EGF regulates LAMTOR–BORC interaction. (A) The interaction between BORC and LAMTOR complexes is decreased upon EGF stimulation. Lyspersin KO cells stably expressing HS-lyspersin were starved for FBS and stimulated with 100 ng/ml EGF for 1 h. Obtained lysates were Strep-purified and analyzed by immunoblotting. EGFR degradation was used as control for the treatment. (B) Quantification of the results of three biologically independent experiments. Mean ± SD. ***, P ≤ 0.001; P = 0.000352. (C) Confirmation that the interaction between BORC and LAMTOR complexes is decreased upon EGF stimulation with HEK293 Flp-In T-REx cells inducibly expressing diaskedin-SH starved and stimulated as in A. Immunoblotting analysis of the Strep-purified complexes. EGFR degradation was used as control for the treatment. (D) Quantification of the results of three biologically independent experiments. Mean ± SD. ***, P ≤ 0.001; P = 0.000938. (E) Arbitrary cutoff for peripheral late endosomes based on LAMP1-positive vesicles distribution in starved WT HeLa cells. Epifluorescence images were analyzed using ImageJ software with our macro RadialIntensityProfile (Materials and methods). Depicted is the signal intensity of LAMP1 found at the indicated distance from the center of nucleus, perinuclear lysosomes ≤16 µm, peripheral lysosomes ≥16 µm. Number of cells per genotype, n ≥ 50 cells. (F) Frequency of peripheral lysosomes increases upon EGF stimulation. WT HeLa cells were starved for FBS overnight and stimulated with EGF for the indicated time points and subsequently treated as in E. Depicted is the signal intensity of LAMP1 found at ≥16 µm from the center of the nucleus. Mean ± SD. Not significant (n.s.), P > 0.05; ****, P ≤ 0.0001 (0 h/1 h P = 0.630, 0 h/4 h P = 1.1 × 10^-8, 0 h/8 h P = 3.2 × 10^-7). Number of cells per genotype, n ≥ 50 cells.

Figure 8.

Model. In control cells, two mutually exclusive, synchronous events take place on late endosomes/lysosomes.

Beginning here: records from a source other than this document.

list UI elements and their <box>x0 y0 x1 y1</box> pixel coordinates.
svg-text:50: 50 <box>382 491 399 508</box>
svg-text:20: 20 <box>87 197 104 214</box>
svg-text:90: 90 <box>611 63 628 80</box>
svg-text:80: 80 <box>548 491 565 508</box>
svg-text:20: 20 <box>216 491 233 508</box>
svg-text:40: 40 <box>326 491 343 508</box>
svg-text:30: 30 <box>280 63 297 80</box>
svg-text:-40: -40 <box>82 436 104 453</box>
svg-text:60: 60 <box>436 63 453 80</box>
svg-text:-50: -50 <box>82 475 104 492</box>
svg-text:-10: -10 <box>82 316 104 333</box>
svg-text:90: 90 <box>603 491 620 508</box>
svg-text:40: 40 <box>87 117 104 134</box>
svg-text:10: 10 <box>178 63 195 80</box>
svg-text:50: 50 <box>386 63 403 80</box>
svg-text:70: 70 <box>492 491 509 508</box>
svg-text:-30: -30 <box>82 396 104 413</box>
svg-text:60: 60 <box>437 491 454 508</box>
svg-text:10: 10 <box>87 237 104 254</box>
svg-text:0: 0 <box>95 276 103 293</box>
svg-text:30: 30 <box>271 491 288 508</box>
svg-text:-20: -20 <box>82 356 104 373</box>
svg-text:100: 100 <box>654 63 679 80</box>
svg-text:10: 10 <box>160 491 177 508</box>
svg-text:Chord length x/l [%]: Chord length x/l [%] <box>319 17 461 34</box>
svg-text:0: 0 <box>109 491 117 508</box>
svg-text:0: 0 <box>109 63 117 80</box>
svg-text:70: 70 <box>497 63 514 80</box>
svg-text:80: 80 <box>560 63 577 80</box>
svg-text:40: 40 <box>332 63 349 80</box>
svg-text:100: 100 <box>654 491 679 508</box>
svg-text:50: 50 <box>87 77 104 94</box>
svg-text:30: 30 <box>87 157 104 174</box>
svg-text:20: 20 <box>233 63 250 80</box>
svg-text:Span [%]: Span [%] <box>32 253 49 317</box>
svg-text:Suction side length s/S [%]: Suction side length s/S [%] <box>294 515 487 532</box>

On the one hand, the BORC–LAMTOR interaction blocks recruitment of Arl8b and leads to the perinuclear position of late endosomes. On the other hand, the BORC­–Arl8b interaction promotes the transport of late endosomes, resulting in a peripheral distribution. The steady-state scenario is a combination of both, with some late endosomes being transported toward the cell periphery, whereas others remain perinuclear. In lyspersin KO cells, the remaining subunits of BORC (BORCΔlyspersin) are insufficient to recruit Arl8b to late endosomes, resulting in perinuclear clustering of the organelles. Lyspersin depletion also prevents LAMTOR–BORCΔlyspersin interaction. Depletion of the LAMTOR complex increases BORC–Arl8b interaction, thereby promoting transport and peripheral accumulation of LAMP1-positive endosomes. Yellow trapezoid, LAMTOR complex; dark blue trapezoid, BORCΔlyspersin; light blue shape, lyspersin with discrimination of individual domains (N-domain, PRR, and C-domain); red shape, Arl8b.